Mourning at Christmas: Coping With Grief on the Holidays

Posted on: Dec 21, 2020 Publish By: funerallink
funerallink blogs

The holidays call for family and friends gathering over a warm cup of cocoa. The thought of celebrating Christmas and even New Year alone is a daunting idea. However, there are instances when death comes unexpectedly and leaves everyone broken-hearted.

This year has been a struggle for everyone, and we know it’s hard for you to cope with grief, especially on such otherwise, happy holidays. If you’re broken-hearted and is feeling lonely this Yuletide season because of someone’s death, we’re here to provide you with help and guidance you need.

Abandon The Idea of Celebrating if No One’s Up to It

Spending the holidays may not be the same as before when you’re grieving. During this time, it may be best to discuss options for celebrating the holidays or not to celebrate it at all. If there’s a consensus that family members would instead enjoy the moment in solace and grieve by themselves, then it’s okay.
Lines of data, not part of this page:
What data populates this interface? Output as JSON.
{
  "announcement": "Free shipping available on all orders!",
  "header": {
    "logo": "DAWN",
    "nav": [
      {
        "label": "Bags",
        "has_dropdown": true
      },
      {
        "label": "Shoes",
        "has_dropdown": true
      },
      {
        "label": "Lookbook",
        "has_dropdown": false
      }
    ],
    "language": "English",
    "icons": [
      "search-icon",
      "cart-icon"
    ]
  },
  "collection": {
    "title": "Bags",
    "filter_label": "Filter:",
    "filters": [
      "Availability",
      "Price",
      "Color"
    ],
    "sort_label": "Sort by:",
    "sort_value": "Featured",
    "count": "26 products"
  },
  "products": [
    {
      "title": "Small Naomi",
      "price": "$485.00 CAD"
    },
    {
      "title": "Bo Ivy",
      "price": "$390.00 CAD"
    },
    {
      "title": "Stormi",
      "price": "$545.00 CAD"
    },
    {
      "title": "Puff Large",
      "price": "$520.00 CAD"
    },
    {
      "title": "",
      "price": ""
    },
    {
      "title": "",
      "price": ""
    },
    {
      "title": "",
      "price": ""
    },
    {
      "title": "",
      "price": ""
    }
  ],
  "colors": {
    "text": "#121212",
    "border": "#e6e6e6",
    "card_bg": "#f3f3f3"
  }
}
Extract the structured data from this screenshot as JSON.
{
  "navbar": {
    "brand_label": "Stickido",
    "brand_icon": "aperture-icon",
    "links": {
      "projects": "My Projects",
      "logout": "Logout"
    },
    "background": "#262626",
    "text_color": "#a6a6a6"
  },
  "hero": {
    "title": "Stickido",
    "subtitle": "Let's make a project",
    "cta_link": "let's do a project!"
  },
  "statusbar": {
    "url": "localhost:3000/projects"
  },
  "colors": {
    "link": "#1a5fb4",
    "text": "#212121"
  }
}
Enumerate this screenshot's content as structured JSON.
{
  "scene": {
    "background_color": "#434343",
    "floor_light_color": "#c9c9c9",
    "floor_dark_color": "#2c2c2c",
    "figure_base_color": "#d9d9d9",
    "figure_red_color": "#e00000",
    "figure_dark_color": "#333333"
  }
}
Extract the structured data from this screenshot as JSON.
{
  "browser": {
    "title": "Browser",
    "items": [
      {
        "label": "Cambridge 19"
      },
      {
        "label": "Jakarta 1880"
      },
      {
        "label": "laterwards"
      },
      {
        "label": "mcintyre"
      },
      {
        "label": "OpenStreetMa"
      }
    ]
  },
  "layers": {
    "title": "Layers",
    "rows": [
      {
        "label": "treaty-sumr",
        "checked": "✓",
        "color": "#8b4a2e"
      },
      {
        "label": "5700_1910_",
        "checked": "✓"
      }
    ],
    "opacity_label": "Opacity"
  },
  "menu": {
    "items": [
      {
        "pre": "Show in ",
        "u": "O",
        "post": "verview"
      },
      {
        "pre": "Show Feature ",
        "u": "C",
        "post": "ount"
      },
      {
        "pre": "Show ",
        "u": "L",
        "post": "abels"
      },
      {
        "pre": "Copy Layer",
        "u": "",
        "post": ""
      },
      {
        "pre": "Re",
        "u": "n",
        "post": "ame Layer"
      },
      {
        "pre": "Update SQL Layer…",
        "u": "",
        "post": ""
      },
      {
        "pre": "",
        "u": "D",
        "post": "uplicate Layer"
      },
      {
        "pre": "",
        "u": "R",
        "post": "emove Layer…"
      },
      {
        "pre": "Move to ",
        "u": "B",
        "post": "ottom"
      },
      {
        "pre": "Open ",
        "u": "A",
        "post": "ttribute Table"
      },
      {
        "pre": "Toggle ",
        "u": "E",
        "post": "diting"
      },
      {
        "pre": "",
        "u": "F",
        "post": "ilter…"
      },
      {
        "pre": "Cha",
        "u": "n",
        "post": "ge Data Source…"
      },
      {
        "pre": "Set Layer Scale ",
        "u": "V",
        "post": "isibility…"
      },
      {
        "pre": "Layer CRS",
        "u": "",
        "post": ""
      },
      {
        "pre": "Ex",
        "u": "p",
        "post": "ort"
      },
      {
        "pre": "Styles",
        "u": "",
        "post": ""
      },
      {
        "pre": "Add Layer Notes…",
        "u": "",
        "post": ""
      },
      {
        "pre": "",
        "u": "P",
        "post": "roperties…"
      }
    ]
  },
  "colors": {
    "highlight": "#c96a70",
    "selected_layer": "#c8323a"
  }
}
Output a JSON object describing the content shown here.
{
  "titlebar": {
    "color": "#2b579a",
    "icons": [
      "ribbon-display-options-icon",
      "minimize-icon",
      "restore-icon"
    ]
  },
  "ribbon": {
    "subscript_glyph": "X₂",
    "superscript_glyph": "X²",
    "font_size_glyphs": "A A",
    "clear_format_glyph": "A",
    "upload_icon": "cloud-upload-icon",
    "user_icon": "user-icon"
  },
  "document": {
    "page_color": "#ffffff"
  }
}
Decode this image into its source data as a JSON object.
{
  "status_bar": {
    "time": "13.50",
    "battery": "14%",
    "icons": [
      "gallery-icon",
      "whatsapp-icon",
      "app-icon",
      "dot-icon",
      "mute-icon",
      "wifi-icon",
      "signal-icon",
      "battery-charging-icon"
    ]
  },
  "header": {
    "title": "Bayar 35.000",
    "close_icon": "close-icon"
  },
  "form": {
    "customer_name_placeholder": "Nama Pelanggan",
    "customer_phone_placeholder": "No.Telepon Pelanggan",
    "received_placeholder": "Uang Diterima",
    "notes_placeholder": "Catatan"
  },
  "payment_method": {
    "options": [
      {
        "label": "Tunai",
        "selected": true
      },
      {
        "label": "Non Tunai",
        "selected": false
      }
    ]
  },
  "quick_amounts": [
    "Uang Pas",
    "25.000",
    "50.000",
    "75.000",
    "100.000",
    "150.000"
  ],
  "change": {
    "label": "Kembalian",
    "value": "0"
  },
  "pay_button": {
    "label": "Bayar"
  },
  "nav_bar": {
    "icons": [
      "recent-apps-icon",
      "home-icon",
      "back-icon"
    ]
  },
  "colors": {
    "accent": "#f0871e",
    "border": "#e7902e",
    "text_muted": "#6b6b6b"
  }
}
Discuss Other Options of Commemorating

Despite being heartbroken and lonely, some families would like to celebrate or at least gather together to commemorate the life of their loved one. Because of this, options or activities for the get-together must be discussed. These agreements are crucial to meet everyone’s needs.

 

Commit to a Routine on Christmas and New Year

It’s hard to celebrate Christmas and New Year when you’re used to the deceased’s presence during these momentous occasions. The brain is hard-wired to look for their company and the warmth that it’s very lonely to celebrate the holidays without the person. Because of this, you need to fill yourself with activities to create a diversion. Also, to stray yourself away from frustration.

Remember Happy Moments

If you want to conquer your emotions of loneliness and find a way of accepting it, remembering moments with your loved ones will help you in the long run. Thanks to the digital advancements today, there are photos and videos that you can watch from time to time. If the family is getting together for the holidays, you can all enjoy a moment or two by commemorating the loved one’s life.

Have a Family Member or Friend Accompany You

It is tough, and healing will take its toll. The process of acceptance varies from one person to another, and while it will take time before you fully recover, this does not mean that you must lock yourself from the world. To help you alleviate the pain, ask a family member or a close friend to keep you company during the holidays.